Großbritannien-Wahl: Nervosität der Anleger steigt

Am 7. Mai wird in Großbritannien ein neues Unterhaus gewählt. Umfragen zeigen ein Kopf-an-Kopf-Rennen. Eine Wahl, die auch über die mögliche Zukunft des Landes in oder außerhalb der EU entscheidet. Bei den Anlegern ist die Unsicherheit des Wahlausgangs zunehmend zu spüren.

Kurz vor der Parlamentswahl in Großbritannien schießen die Kosten zur Absicherung gegen starke Schwankungen beim Pfund in die Höhe. Das Barometer, das die Nervosität der Pfund-Anleger misst, kletterte am Montag auf 17,725 Punkte: Der höchste Stand seit Mai 2010. Der Ausgang der Wahlen ist noch völlig offen: Zuletzt lieferten sich die regierenden Konservativen und die oppositionelle Labour Party in den Umfragen ein Kopf-an-Kopf-Rennen. Gewählt wird am Donnerstag.

Für Ungewissheit sorgt vor allem die Frage, ob Großbritannien in der nächsten Legislaturperiode auf einen Austritt aus der EU zusteuern könnte. Premierminister David Cameron hatte jüngst bekräftigt, im Falle seiner Wiederwahl noch vor 2017 ein Referendum über den EU-Verbleib Großbritanniens anzusetzen. Das Pfund notierte mit 1,5110 Dollar leicht schwächer als im Schlussgeschäft vom Freitag. Allerdings war der Handel wegen eines Feiertags in Großbritannien dünn.

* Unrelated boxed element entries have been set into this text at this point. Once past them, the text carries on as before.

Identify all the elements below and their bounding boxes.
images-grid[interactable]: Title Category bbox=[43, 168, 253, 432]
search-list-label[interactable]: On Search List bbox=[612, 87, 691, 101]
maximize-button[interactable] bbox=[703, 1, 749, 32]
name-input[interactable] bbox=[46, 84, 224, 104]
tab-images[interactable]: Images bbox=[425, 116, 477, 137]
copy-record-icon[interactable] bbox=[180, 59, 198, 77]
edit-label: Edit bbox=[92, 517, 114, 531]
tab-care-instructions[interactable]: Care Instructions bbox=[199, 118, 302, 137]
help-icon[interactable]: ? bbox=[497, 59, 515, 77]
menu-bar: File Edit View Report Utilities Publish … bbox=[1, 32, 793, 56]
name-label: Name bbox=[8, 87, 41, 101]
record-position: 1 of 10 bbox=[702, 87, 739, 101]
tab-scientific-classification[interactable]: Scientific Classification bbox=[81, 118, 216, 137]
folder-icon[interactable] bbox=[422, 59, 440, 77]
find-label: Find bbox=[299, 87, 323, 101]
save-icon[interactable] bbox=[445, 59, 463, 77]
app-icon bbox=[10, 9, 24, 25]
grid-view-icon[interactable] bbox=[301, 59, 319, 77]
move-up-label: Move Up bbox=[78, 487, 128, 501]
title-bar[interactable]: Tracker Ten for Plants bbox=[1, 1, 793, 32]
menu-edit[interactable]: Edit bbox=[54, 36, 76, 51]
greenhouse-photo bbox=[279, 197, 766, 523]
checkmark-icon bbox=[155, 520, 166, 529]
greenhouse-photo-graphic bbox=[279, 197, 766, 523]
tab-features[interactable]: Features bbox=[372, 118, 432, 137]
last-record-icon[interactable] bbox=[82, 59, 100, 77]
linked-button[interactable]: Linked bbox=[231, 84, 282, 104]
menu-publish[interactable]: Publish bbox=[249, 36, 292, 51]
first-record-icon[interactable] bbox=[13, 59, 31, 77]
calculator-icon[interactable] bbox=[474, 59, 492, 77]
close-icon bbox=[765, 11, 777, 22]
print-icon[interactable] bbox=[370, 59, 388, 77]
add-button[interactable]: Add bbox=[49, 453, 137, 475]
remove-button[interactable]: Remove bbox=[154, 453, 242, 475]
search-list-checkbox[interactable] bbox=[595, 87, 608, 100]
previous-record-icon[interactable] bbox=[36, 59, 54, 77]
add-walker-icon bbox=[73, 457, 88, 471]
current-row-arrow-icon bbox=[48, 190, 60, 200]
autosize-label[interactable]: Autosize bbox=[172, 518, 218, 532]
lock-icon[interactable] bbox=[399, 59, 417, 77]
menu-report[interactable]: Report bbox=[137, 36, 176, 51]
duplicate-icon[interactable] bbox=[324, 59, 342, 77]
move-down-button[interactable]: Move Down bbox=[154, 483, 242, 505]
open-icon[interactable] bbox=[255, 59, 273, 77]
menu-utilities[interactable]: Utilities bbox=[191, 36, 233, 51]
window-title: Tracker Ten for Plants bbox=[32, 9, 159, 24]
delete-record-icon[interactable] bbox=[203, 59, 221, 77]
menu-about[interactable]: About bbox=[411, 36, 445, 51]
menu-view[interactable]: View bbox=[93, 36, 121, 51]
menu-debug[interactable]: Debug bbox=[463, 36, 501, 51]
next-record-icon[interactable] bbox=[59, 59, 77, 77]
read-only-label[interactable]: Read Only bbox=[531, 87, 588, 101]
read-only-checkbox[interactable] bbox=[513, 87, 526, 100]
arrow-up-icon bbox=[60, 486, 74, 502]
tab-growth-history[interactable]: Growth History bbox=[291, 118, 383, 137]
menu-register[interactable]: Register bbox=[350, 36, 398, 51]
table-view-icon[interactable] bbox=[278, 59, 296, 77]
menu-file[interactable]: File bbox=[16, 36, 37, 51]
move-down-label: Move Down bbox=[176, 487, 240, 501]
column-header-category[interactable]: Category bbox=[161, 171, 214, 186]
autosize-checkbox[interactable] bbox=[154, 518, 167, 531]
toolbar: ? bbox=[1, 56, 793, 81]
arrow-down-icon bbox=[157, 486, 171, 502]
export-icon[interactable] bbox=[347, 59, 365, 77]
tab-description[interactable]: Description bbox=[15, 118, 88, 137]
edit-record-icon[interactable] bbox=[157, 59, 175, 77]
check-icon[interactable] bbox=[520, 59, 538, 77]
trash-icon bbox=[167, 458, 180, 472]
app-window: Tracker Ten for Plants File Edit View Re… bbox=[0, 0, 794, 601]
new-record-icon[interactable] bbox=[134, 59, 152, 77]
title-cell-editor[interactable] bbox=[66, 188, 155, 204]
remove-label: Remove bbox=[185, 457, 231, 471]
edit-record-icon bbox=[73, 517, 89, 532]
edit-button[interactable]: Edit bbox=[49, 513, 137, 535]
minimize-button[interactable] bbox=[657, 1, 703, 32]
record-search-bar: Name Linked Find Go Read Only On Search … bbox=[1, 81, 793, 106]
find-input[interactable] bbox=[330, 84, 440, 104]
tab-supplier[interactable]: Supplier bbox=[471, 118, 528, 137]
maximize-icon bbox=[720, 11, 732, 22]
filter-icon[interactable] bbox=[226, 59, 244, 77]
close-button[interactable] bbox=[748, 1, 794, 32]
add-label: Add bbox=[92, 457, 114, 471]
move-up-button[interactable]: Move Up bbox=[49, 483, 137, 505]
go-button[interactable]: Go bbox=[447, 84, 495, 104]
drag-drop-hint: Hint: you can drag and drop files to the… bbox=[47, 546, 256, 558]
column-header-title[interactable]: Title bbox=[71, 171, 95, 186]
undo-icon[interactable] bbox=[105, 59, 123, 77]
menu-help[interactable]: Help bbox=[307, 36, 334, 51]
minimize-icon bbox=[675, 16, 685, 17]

Experten rechnen Reuters zufolge mit möglichen Kursverlusten des britischen Pfunds von mehr als vier Prozent.  Das Pfund würde damit unter sein bisheriges Jahrestief von 1,4563 Dollar rutschen.

Katrin Löhken, Ökonomin bei Sal.Oppenheim, sieht im Falle eines sich anbahnenden EU-Austritts ebenfalls nichts Gutes: Die drohende Abschottung dürfte die Märkte zutiefst verunsichern. „Investitionen in Großbritannien sollten deutlich zurückgehen, wenn sich die Diskussion um einen Brexit verschärft.“ Kommt es zu einem Bündnis unter Führung der Labour-Party, dürften die Pfund-Anleger daher erleichtert reagieren, denn unter Miliband werde es wohl kaum ein EU-Referendum geben, sagt ein Händler.

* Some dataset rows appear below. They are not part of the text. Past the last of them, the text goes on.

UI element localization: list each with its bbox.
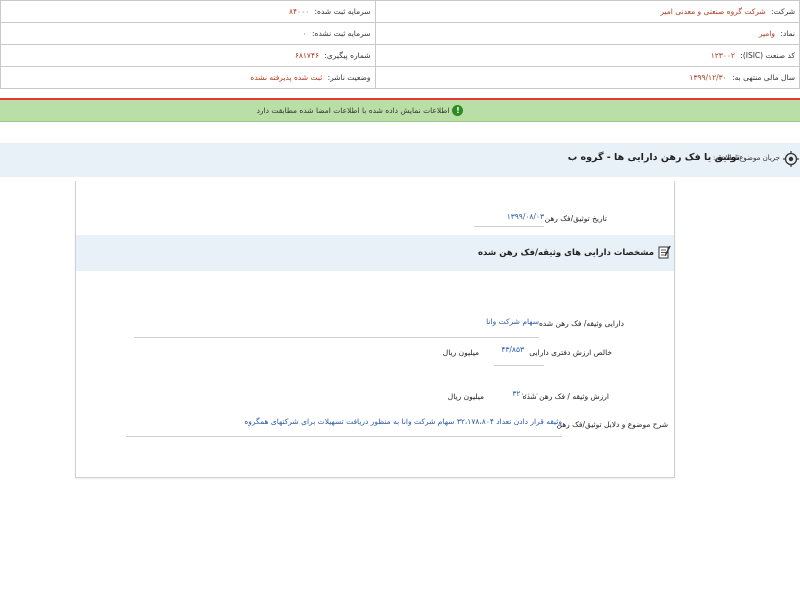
info-row: سال مالی منتهی به: ۱۳۹۹/۱۲/۳۰ وضعیت ناشر… [0,66,800,89]
target-icon [783,151,799,167]
section-header: مشخصات دارایی های وثیقه/فک رهن شده [76,235,674,271]
info-row: شرکت: شرکت گروه صنعتی و معدنی امیر سرمای… [0,0,800,23]
info-icon: ! [452,105,464,116]
collateral-value-value: ۳۲۰،۰۰۰ [512,389,539,398]
alert-text: اطلاعات نمایش داده شده با اطلاعات امضا ش… [256,106,450,115]
tracking-label: شماره پیگیری: [324,51,371,60]
date-value: ۱۳۹۹/۰۸/۰۳ [506,212,544,221]
description-underline [126,436,562,437]
company-cell: شرکت: شرکت گروه صنعتی و معدنی امیر [374,0,800,23]
isic-cell: کد صنعت (ISIC): ۱۲۳۰۰۲ [374,44,800,67]
announcement-form: تاریخ توثیق/فک رهن ۱۳۹۹/۰۸/۰۳ مشخصات دار… [75,181,675,478]
fiscal-year-value: ۱۳۹۹/۱۲/۳۰ [689,73,727,82]
book-value-value: ۴۳/۸۵۳ [501,345,524,354]
asset-label: دارایی وثیقه/ فک رهن شده [538,319,624,328]
subject-title: توثیق یا فک رهن دارایی ها - گروه ب [567,152,740,163]
info-row: کد صنعت (ISIC): ۱۲۳۰۰۲ شماره پیگیری: ۶۸۱… [0,44,800,67]
asset-value: سهام شرکت وانا [486,317,539,326]
book-value-underline [494,365,544,366]
info-row: نماد: وامیر سرمایه ثبت نشده: ۰ [0,22,800,45]
book-value-unit: میلیون ریال [442,348,479,357]
symbol-cell: نماد: وامیر [374,22,800,45]
edit-document-icon [658,245,671,259]
book-value-label: خالص ارزش دفتری دارایی [529,348,612,357]
date-label: تاریخ توثیق/فک رهن [544,214,607,223]
isic-value: ۱۲۳۰۰۲ [710,51,735,60]
fiscal-year-cell: سال مالی منتهی به: ۱۳۹۹/۱۲/۳۰ [374,66,800,89]
registered-capital-label: سرمایه ثبت شده: [314,7,371,16]
tracking-value: ۶۸۱۷۴۶ [294,51,319,60]
section-title: مشخصات دارایی های وثیقه/فک رهن شده [477,248,654,258]
description-label: شرح موضوع و دلایل توثیق/فک رهن [556,420,668,429]
collateral-value-unit: میلیون ریال [447,392,484,401]
tracking-cell: شماره پیگیری: ۶۸۱۷۴۶ [0,44,376,67]
date-underline [474,226,544,227]
unregistered-capital-label: سرمایه ثبت نشده: [312,29,371,38]
verification-alert: ! اطلاعات نمایش داده شده با اطلاعات امضا… [0,100,800,122]
fiscal-year-label: سال مالی منتهی به: [732,73,795,82]
symbol-value: وامیر [758,29,776,38]
unregistered-capital-cell: سرمایه ثبت نشده: ۰ [0,22,376,45]
description-value: وثیقه قرار دادن تعداد ۳۲،۱۷۸،۸۰۴ سهام شر… [244,417,562,426]
unregistered-capital-value: ۰ [302,29,307,38]
company-label: شرکت: [771,7,795,16]
registered-capital-cell: سرمایه ثبت شده: ۸۴۰۰۰ [0,0,376,23]
company-info-table: شرکت: شرکت گروه صنعتی و معدنی امیر سرمای… [0,0,800,89]
registered-capital-value: ۸۴۰۰۰ [288,7,310,16]
status-label: وضعیت ناشر: [327,73,371,82]
status-cell: وضعیت ناشر: ثبت شده پذیرفته نشده [0,66,376,89]
symbol-label: نماد: [780,29,795,38]
isic-label: کد صنعت (ISIC): [740,51,795,60]
company-value: شرکت گروه صنعتی و معدنی امیر [660,7,766,16]
asset-underline [134,337,539,338]
subject-bar: جریان موضوع اطلاعیه: توثیق یا فک رهن دار… [0,143,800,177]
status-value: ثبت شده پذیرفته نشده [250,73,323,82]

Aus Sicht einiger Analysten könnte jedoch auch eine stärker links orientierte Regierung die britischen Aktienanleger verstimmen. Schließlich habe die Labour Partei andere von den Unternehmen kritisch beäugte Veränderungen vor, stellt NordLB-Analyst Gruppe fest. Dazu zählten unter anderem höhere Unternehmens- und Einkommensteuern oder die Anhebung des Mindestlohns.

Da die gesamtwirtschaftliche Entwicklung in Großbritannien derzeit aber recht gut sei, rechnet Gruppe lediglich mit einem kurzen Rücksetzer an der Londoner Börse, die erst am Montag ein neues Allzeithoch markiert hatte. Der jüngste Aufschwung auf der Insel hat bereits eine baldige Zinserhöhung in Großbritannien auf die Agenda rücken lassen. Zwischen Januar und März legte das BIP aber nur noch um 0,3 Prozent zum Vorquartal zu. Im Vergleich zum Schlussvierteljahr 2014 halbierte sich damit das Wachstum.